Discussion of “Industrial statistics and manifold data”

As industrial technology evolves and processes achieve higher levels of flexibility (ability to produce multiple products) and consistency (low production variability), more data is generated that can be used for different activities both online and offline, such as: process monitoring, diagnosis, prognosis, control, optimization and continuous improvement.
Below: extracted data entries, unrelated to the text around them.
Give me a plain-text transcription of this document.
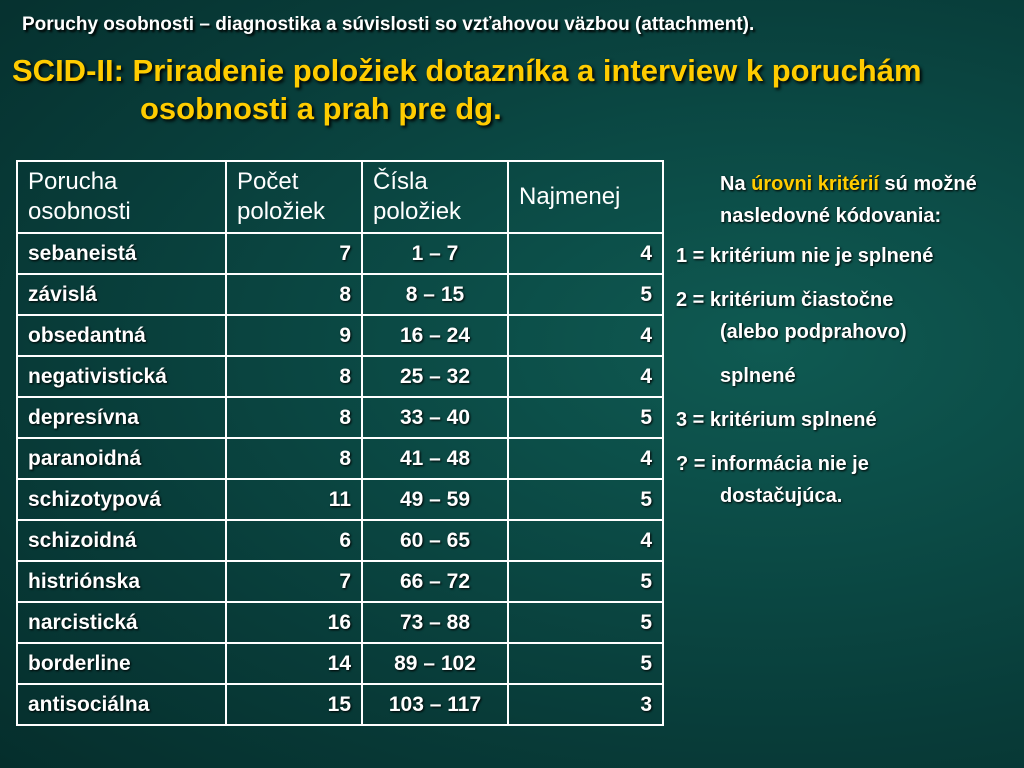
Poruchy osobnosti – diagnostika a súvislosti so vzťahovou väzbou (attachment).
SCID-II: Priradenie položiek dotazníka a interview k poruchám
osobnosti a prah pre dg.
Porucha osobnosti	Počet položiek	Čísla položiek	Najmenej
sebaneistá	7	1 – 7	4
závislá	8	8 – 15	5
obsedantná	9	16 – 24	4
negativistická	8	25 – 32	4
depresívna	8	33 – 40	5
paranoidná	8	41 – 48	4
schizotypová	11	49 – 59	5
schizoidná	6	60 – 65	4
histriónska	7	66 – 72	5
narcistická	16	73 – 88	5
borderline	14	89 – 102	5
antisociálna	15	103 – 117	3
Na úrovni kritérií sú možné nasledovné kódovania:
1 = kritérium nie je splnené
2 = kritérium čiastočne
(alebo podprahovo)
splnené
3 = kritérium splnené
? = informácia nie je
dostačujúca.
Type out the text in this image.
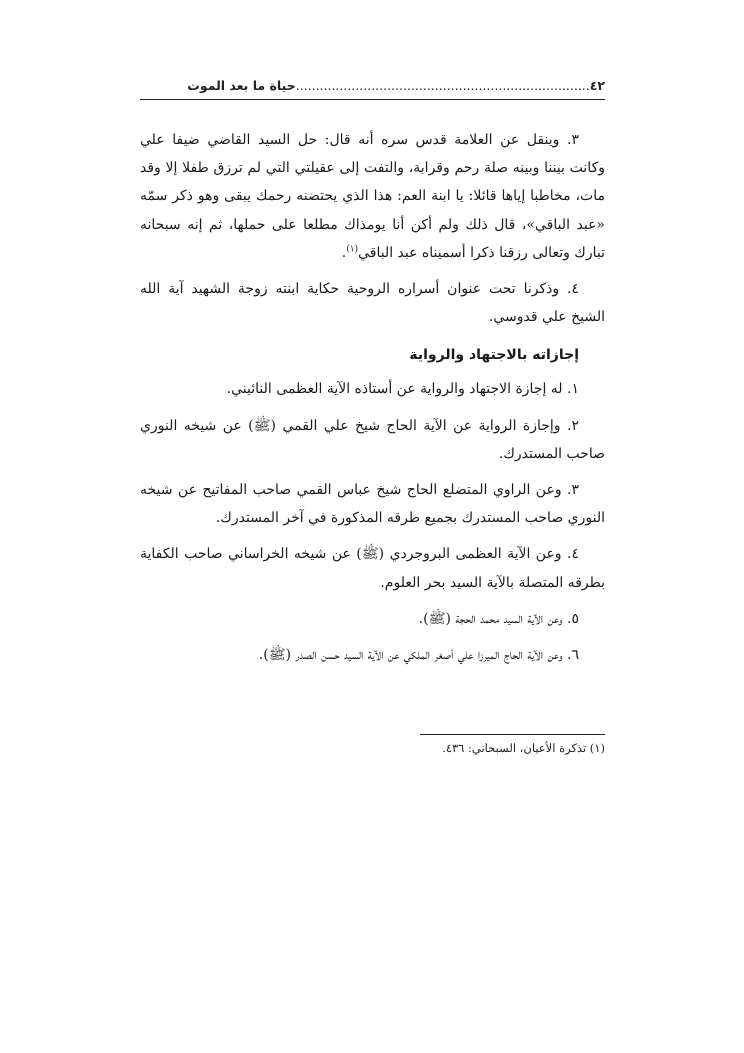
٤٢..........................................................................حياة ما بعد الموت

٣. وينقل عن العلامة قدس سره أنه قال: حل السيد القاضي ضيفا علي وكانت بيننا وبينه صلة رحم وقرابة، والتفت إلى عقيلتي التي لم ترزق طفلا إلا وقد مات، مخاطبا إياها قائلا: يا ابنة العم: هذا الذي يحتضنه رحمك يبقى وهو ذكر سمّه «عبد الباقي»، قال ذلك ولم أكن أنا يومذاك مطلعا على حملها، ثم إنه سبحانه تبارك وتعالى رزقنا ذكرا أسميناه عبد الباقي$^{(١)}$.

٤. وذكرنا تحت عنوان أسراره الروحية حكاية ابنته زوجة الشهيد آية الله الشيخ علي قدوسي.

إجازاته بالاجتهاد والرواية

١. له إجازة الاجتهاد والرواية عن أستاذه الآية العظمى النائيني.

٢. وإجازة الرواية عن الآية الحاج شيخ علي القمي (ﷺ) عن شيخه النوري صاحب المستدرك.

٣. وعن الراوي المتضلع الحاج شيخ عباس القمي صاحب المفاتيح عن شيخه النوري صاحب المستدرك بجميع طرقه المذكورة في آخر المستدرك.

٤. وعن الآية العظمى البروجردي (ﷺ) عن شيخه الخراساني صاحب الكفاية بطرقه المتصلة بالآية السيد بحر العلوم.

٥. وعن الآية السيد محمد الحجة (ﷺ).

٦. وعن الآية الحاج الميرزا علي أصغر الملكي عن الآية السيد حسن الصدر (ﷺ).

(١) تذكرة الأعيان، السبحاني: ٤٣٦.
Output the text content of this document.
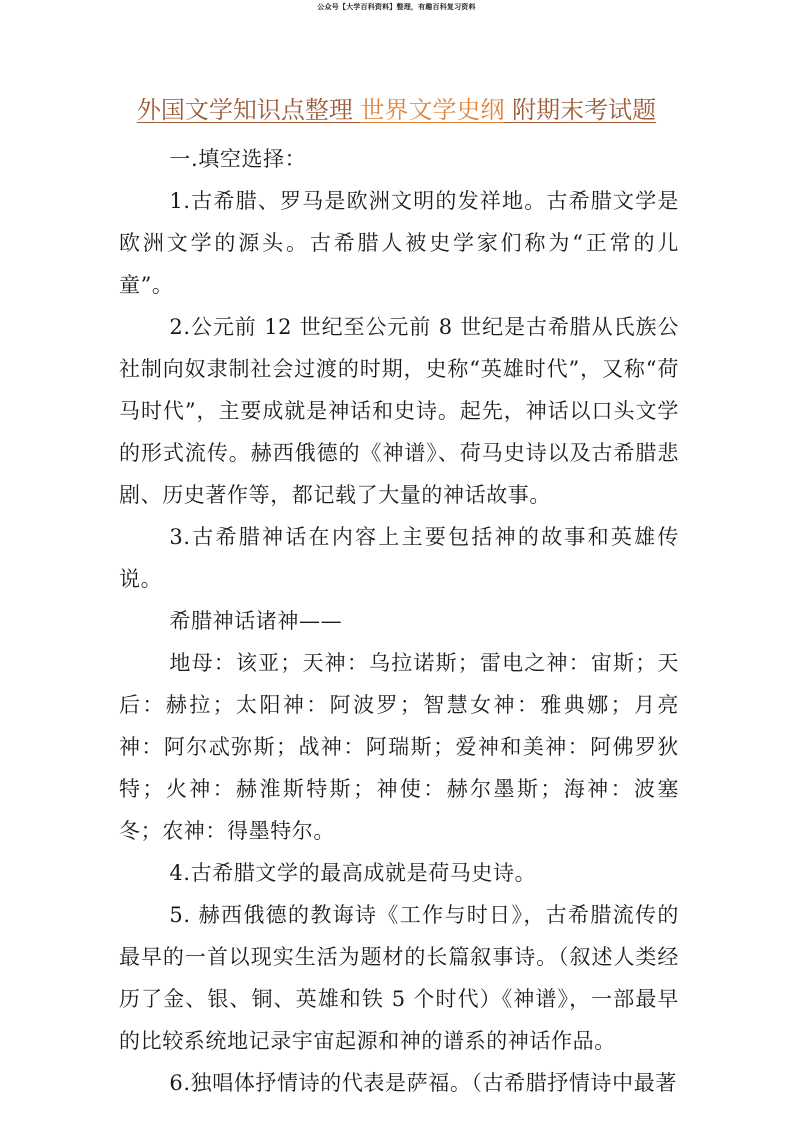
公众号【大学百科资料】整理，有趣百科复习资料
外国文学知识点整理 世界文学史纲 附期末考试题

一.填空选择：

1.古希腊、罗马是欧洲文明的发祥地。古希腊文学是欧洲文学的源头。古希腊人被史学家们称为“正常的儿童”。

2.公元前 12 世纪至公元前 8 世纪是古希腊从氏族公社制向奴隶制社会过渡的时期，史称“英雄时代”，又称“荷马时代”，主要成就是神话和史诗。起先，神话以口头文学的形式流传。赫西俄德的《神谱》、荷马史诗以及古希腊悲剧、历史著作等，都记载了大量的神话故事。

3.古希腊神话在内容上主要包括神的故事和英雄传说。

希腊神话诸神——

地母：该亚；天神：乌拉诺斯；雷电之神：宙斯；天后：赫拉；太阳神：阿波罗；智慧女神：雅典娜；月亮神：阿尔忒弥斯；战神：阿瑞斯；爱神和美神：阿佛罗狄特；火神：赫淮斯特斯；神使：赫尔墨斯；海神：波塞冬；农神：得墨特尔。

4.古希腊文学的最高成就是荷马史诗。

5. 赫西俄德的教诲诗《工作与时日》，古希腊流传的最早的一首以现实生活为题材的长篇叙事诗。（叙述人类经历了金、银、铜、英雄和铁 5 个时代）《神谱》，一部最早的比较系统地记录宇宙起源和神的谱系的神话作品。

6.独唱体抒情诗的代表是萨福。（古希腊抒情诗中最著
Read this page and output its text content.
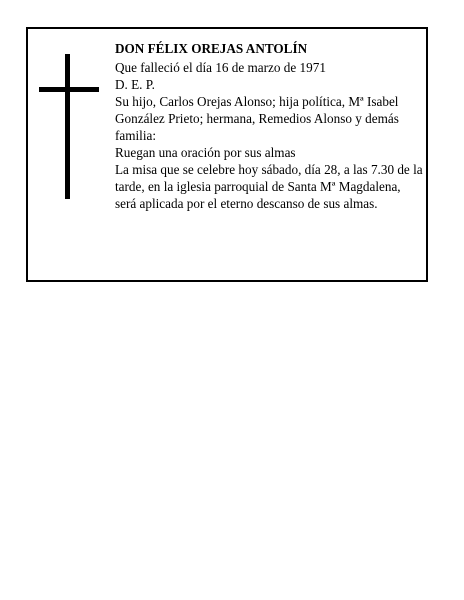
DON FÉLIX OREJAS ANTOLÍN

Que falleció el día 16 de marzo de 1971

D. E. P.

Su hijo, Carlos Orejas Alonso; hija política, Mª Isabel González Prieto; hermana, Remedios Alonso y demás familia:

Ruegan una oración por sus almas

La misa que se celebre hoy sábado, día 28, a las 7.30 de la tarde, en la iglesia parroquial de Santa Mª Magdalena, será aplicada por el eterno descanso de sus almas.
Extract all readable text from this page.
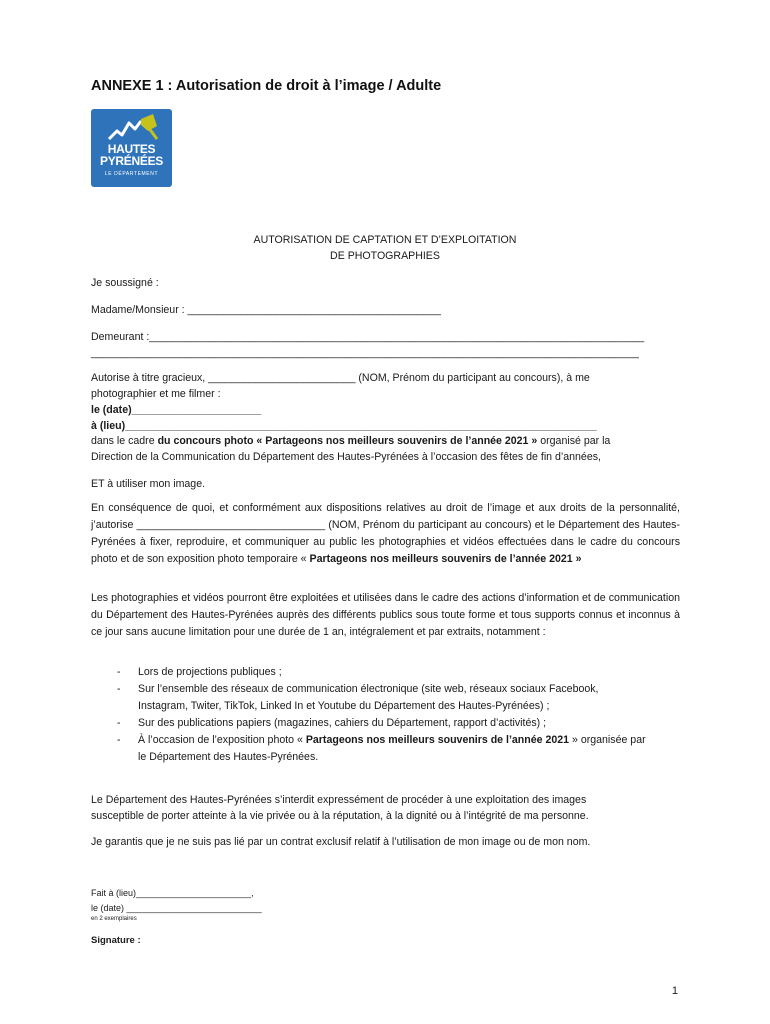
ANNEXE 1 : Autorisation de droit à l’image / Adulte
HAUTES
PYRÉNÉES
LE DÉPARTEMENT
AUTORISATION DE CAPTATION ET D’EXPLOITATION
DE PHOTOGRAPHIES
Je soussigné :
Madame/Monsieur : ___________________________________________
Demeurant :____________________________________________________________________________________
_____________________________________________________________________________________________
Autorise à titre gracieux, _________________________ (NOM, Prénom du participant au concours), à me
photographier et me filmer :
le (date)______________________
à (lieu)________________________________________________________________________________
dans le cadre du concours photo « Partageons nos meilleurs souvenirs de l’année 2021 » organisé par la
Direction de la Communication du Département des Hautes-Pyrénées à l’occasion des fêtes de fin d’années,
ET à utiliser mon image.
En conséquence de quoi, et conformément aux dispositions relatives au droit de l’image et aux droits de la personnalité, j’autorise ________________________________ (NOM, Prénom du participant au concours) et le Département des Hautes-Pyrénées à fixer, reproduire, et communiquer au public les photographies et vidéos effectuées dans le cadre du concours photo et de son exposition photo temporaire « Partageons nos meilleurs souvenirs de l’année 2021 »
Les photographies et vidéos pourront être exploitées et utilisées dans le cadre des actions d’information et de communication du Département des Hautes-Pyrénées auprès des différents publics sous toute forme et tous supports connus et inconnus à ce jour sans aucune limitation pour une durée de 1 an, intégralement et par extraits, notamment :
- Lors de projections publiques ;
- Sur l’ensemble des réseaux de communication électronique (site web, réseaux sociaux Facebook,
Instagram, Twiter, TikTok, Linked In et Youtube du Département des Hautes-Pyrénées) ;
- Sur des publications papiers (magazines, cahiers du Département, rapport d’activités) ;
- À l’occasion de l’exposition photo « Partageons nos meilleurs souvenirs de l’année 2021 » organisée par
le Département des Hautes-Pyrénées.
Le Département des Hautes-Pyrénées s’interdit expressément de procéder à une exploitation des images
susceptible de porter atteinte à la vie privée ou à la réputation, à la dignité ou à l’intégrité de ma personne.
Je garantis que je ne suis pas lié par un contrat exclusif relatif à l’utilisation de mon image ou de mon nom.
Fait à (lieu)_______________________,
le (date) ___________________________
en 2 exemplaires
Signature :
1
Such data inherits characteristics from the underlying process phenomena, therefore, getting also increasingly complex, varied, available in larger volumes and at faster rates. In their paper, Enrique del Castillo and Xueqi Zhao provide a welcome and very opportune contribution to expand the methodological background of the statistical/datacentric community on how to handle complex data sets such as those collected by 3D scanners in additive/ subtractive manufacturing (AM/SM) systems – one of the technological landmarks of Industry 4.0. These data sets consist of Point Clouds or processed versions of them, such as triangulated meshes, typically with large sizes, usually on the Gb range, and high “complexity,” as data lies in a low dimensional manifold embedded in a higher dimensional Euclidean space. “Data complexity” is here taken in the sense of expressing the degree of deviation from common data structures, which users are used to handle and analyze: each entity/object of interest consists of a large data set of manifold data, instead of a line in a two-way table, as in classical statistical analysis. (This is a natural and intuitive interpretation of “data complexity,” but as we are faced with an increasingly variety of data structures, I deem it opportune to devote efforts to come up with a general definition embracing the multiple perspectives and dimensions that are relevant to consider; a quick search in the web reveals that some incursions were already made to this topic, and operational definitions were proposed mainly to support activities on supervised learning, namely classification tasks.) In their paper, Del Castillo and Zhao addressed both Statistical Process Monitoring (SPM) as well as Design of Experiments (DOE) and regression methodologies for manifold data. In the following paragraphs, I will refer to them but, due to the space constrains, I will focus the discussion more on the SPM analysis of manifold data.